A low level explanation follows. If you transfer to a contract (an account with code), the code of the contract will be executed. The code is at a low level a sequence of EVM (Ethereum Virtual Machine) instructions. And every instruction has an associated gas cost. To troubleshoot the gas usage, you can refer to the detailed transaction traces:
These traces display each instruction executed by the EVM during the transaction. You can spot the difference at step 328. This is an SSTORE instruction, which costs 20000 gas for the first transaction, but only 5000 gas for the second transaction. Other then this, the two transactions execute the same instructions using the same gas value. And yes, the first transaction uses 15000 more gas, then the second:
52595 - 37595 = 15000
The question now is that why does the first SSTORE cost 20000 gas, but the second only 5000?
You can refer to the Ethereum Yellowpaper, where the gas costs are defined: https://ethereum.github.io/yellowpaper/paper.pdf
20000: Paid for an SSTORE operation when the storage value is set to non-zero from zero.
5000: Paid for an SSTORE operation when the storage value’s zeroness remains unchanged or is set to zero.

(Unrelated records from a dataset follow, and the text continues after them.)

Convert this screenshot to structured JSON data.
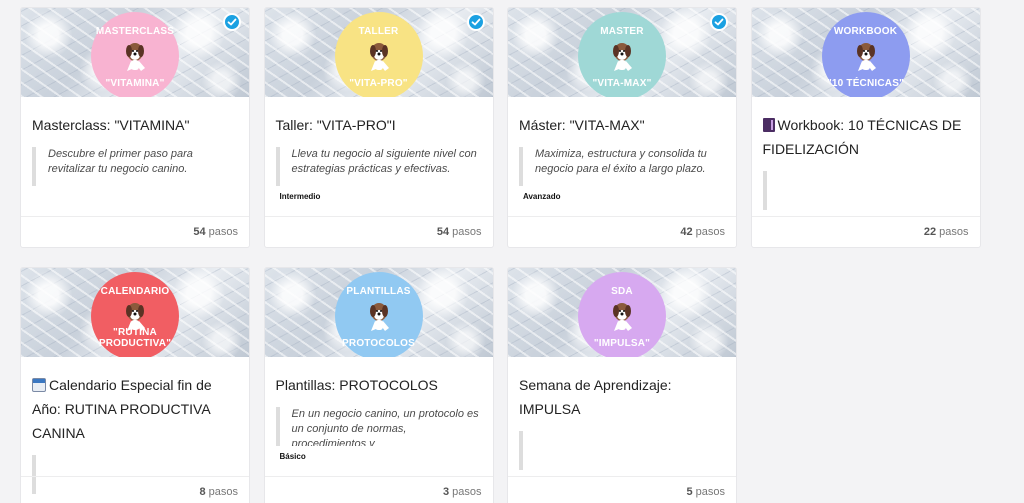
{
  "cards": [
    {
      "title": "Masterclass: \"VITAMINA\"",
      "badge_top": "MASTERCLASS",
      "badge_bottom": "\"VITAMINA\"",
      "excerpt": "Descubre el primer paso para revitalizar tu negocio canino.",
      "level": "",
      "steps_number": "54",
      "steps_label": "pasos",
      "completed_icon": "check-circle-icon",
      "badge_color": "#f8b3d1"
    },
    {
      "title": "Taller: \"VITA-PRO\"I",
      "badge_top": "TALLER",
      "badge_bottom": "\"VITA-PRO\"",
      "excerpt": "Lleva tu negocio al siguiente nivel con estrategias prácticas y efectivas.",
      "level": "Intermedio",
      "steps_number": "54",
      "steps_label": "pasos",
      "completed_icon": "check-circle-icon",
      "badge_color": "#f8e384"
    },
    {
      "title": "Máster: \"VITA-MAX\"",
      "badge_top": "MASTER",
      "badge_bottom": "\"VITA-MAX\"",
      "excerpt": "Maximiza, estructura y consolida tu negocio para el éxito a largo plazo.",
      "level": "Avanzado",
      "steps_number": "42",
      "steps_label": "pasos",
      "completed_icon": "check-circle-icon",
      "badge_color": "#9fd8d6"
    },
    {
      "title": "Workbook: 10 TÉCNICAS DE FIDELIZACIÓN",
      "badge_top": "WORKBOOK",
      "badge_bottom": "\"10 TÉCNICAS\"",
      "excerpt": "",
      "level": "",
      "steps_number": "22",
      "steps_label": "pasos",
      "title_icon": "book-icon",
      "badge_color": "#8d9cf0"
    },
    {
      "title": "Calendario Especial fin de Año: RUTINA PRODUCTIVA CANINA",
      "badge_top": "CALENDARIO",
      "badge_bottom": "\"RUTINA PRODUCTIVA\"",
      "excerpt": "",
      "level": "",
      "steps_number": "8",
      "steps_label": "pasos",
      "title_icon": "calendar-icon",
      "badge_color": "#f15e63"
    },
    {
      "title": "Plantillas: PROTOCOLOS",
      "badge_top": "PLANTILLAS",
      "badge_bottom": "PROTOCOLOS",
      "excerpt": "En un negocio canino, un protocolo es un conjunto de normas, procedimientos y",
      "level": "Básico",
      "steps_number": "3",
      "steps_label": "pasos",
      "badge_color": "#91c9f2"
    },
    {
      "title": "Semana de Aprendizaje: IMPULSA",
      "badge_top": "SDA",
      "badge_bottom": "\"IMPULSA\"",
      "excerpt": "",
      "level": "",
      "steps_number": "5",
      "steps_label": "pasos",
      "badge_color": "#d7a9f0"
    }
  ]
}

So it seems, that the first transaction increases the size of storage (a zero value is set to non-zero), and the second transaction uses the same storage item (it does not increase the size of storage). Note, that a storage item with zero value is not stored, it does not increase the size of the state. That's why the first zero to non-zero change costs more gas, than a non-zero to non-zero or zero change.
If you want to check the logic which caused the difference, you can refer to the Solidity source code of the contract at etherscan and debug the transactions using Remix.